What Is Unclaimed Property?
Generally,unclaimed property
(also called
“abandoned property” or “escheatable property”) is intangible property that has not been claimed by its rightful and/or apparent owner for a specific period of time (“dormancy period”). An “owner” is the person entitled to receive the property such as a payee on a check or a shareholder. A “holder” is the party (such as a corporation) that has the obligation or owes the debt to the owner.
Each state plus some U.S. jurisdictions (i.e. Guam, Puerto Rico, Virgin Islands, etc.) and some Canadian provinces (i.e., British Columbia, Alberta, Quebec, etc.) have statutes that specify which types of property are reportable and how long property may be retained by a holder before it is reportable (the dormancy period). The most typical dormancy periods are 1 year (for payroll) and 3 or 5 years for most other property types.

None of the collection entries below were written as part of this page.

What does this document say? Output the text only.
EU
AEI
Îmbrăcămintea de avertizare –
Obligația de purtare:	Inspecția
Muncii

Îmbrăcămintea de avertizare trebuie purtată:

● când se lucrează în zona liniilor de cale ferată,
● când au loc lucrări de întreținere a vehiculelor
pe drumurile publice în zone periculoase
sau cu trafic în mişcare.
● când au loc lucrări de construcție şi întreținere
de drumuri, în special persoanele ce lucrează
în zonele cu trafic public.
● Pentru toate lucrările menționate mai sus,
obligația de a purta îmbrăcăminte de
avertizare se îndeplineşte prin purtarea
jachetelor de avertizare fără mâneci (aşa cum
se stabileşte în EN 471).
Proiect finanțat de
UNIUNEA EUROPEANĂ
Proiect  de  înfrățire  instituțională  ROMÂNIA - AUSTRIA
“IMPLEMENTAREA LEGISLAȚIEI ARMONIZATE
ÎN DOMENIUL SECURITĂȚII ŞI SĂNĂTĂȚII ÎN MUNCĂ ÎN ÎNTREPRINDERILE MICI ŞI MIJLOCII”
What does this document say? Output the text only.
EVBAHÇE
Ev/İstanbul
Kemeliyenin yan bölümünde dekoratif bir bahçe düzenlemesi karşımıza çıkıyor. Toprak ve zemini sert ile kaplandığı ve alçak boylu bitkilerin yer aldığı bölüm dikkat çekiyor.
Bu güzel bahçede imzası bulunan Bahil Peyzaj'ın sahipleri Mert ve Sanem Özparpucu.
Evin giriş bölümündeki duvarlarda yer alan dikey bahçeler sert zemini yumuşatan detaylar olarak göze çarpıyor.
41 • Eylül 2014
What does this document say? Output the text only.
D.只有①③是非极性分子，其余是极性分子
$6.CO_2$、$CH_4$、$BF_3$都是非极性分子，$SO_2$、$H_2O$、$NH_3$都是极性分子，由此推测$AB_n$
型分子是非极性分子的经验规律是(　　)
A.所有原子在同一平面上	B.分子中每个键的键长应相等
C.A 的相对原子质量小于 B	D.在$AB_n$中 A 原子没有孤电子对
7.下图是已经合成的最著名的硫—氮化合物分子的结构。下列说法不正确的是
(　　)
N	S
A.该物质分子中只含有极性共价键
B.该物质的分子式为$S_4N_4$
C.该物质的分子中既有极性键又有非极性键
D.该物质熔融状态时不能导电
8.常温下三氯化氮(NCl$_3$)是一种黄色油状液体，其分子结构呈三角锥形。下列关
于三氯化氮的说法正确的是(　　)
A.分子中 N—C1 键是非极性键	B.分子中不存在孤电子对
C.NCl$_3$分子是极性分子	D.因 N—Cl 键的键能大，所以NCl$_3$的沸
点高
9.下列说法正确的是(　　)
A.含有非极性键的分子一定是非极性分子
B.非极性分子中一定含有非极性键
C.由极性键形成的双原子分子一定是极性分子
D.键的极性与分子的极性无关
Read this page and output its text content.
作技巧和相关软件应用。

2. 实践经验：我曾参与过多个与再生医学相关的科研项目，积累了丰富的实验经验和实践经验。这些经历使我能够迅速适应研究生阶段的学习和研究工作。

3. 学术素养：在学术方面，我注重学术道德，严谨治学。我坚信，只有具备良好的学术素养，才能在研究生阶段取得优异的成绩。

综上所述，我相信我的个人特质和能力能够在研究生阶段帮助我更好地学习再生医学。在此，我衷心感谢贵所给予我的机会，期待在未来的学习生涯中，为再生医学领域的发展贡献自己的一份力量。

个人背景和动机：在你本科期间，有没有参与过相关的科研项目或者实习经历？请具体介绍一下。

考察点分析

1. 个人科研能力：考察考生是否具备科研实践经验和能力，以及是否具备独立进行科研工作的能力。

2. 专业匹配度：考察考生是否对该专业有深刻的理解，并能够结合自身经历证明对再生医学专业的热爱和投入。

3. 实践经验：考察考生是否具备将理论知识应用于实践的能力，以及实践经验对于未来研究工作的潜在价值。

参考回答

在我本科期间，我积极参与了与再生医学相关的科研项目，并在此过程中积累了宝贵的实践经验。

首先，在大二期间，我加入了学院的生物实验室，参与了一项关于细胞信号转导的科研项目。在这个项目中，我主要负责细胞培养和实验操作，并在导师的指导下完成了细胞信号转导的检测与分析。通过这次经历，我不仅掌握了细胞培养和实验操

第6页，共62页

Property falls into two broad categories:
General Ledger Property and Securities Property. General Ledger property typically includes uncashed payroll, vendor, and rebate checks, aged accounts receivable credit balances, unredeemed gift cards or certificates, and distributions resulting from insurance policies and financial accounts. Securities-related property includes equity securities and related dividends, debt obligations and related interest, and dividend reinvestment accounts. Many times a company that has been compliant with state unclaimed property laws finds that it indeed has past due unclaimed property due to an acquisition or due to divested companies that are included in the scope of an audit reach back period.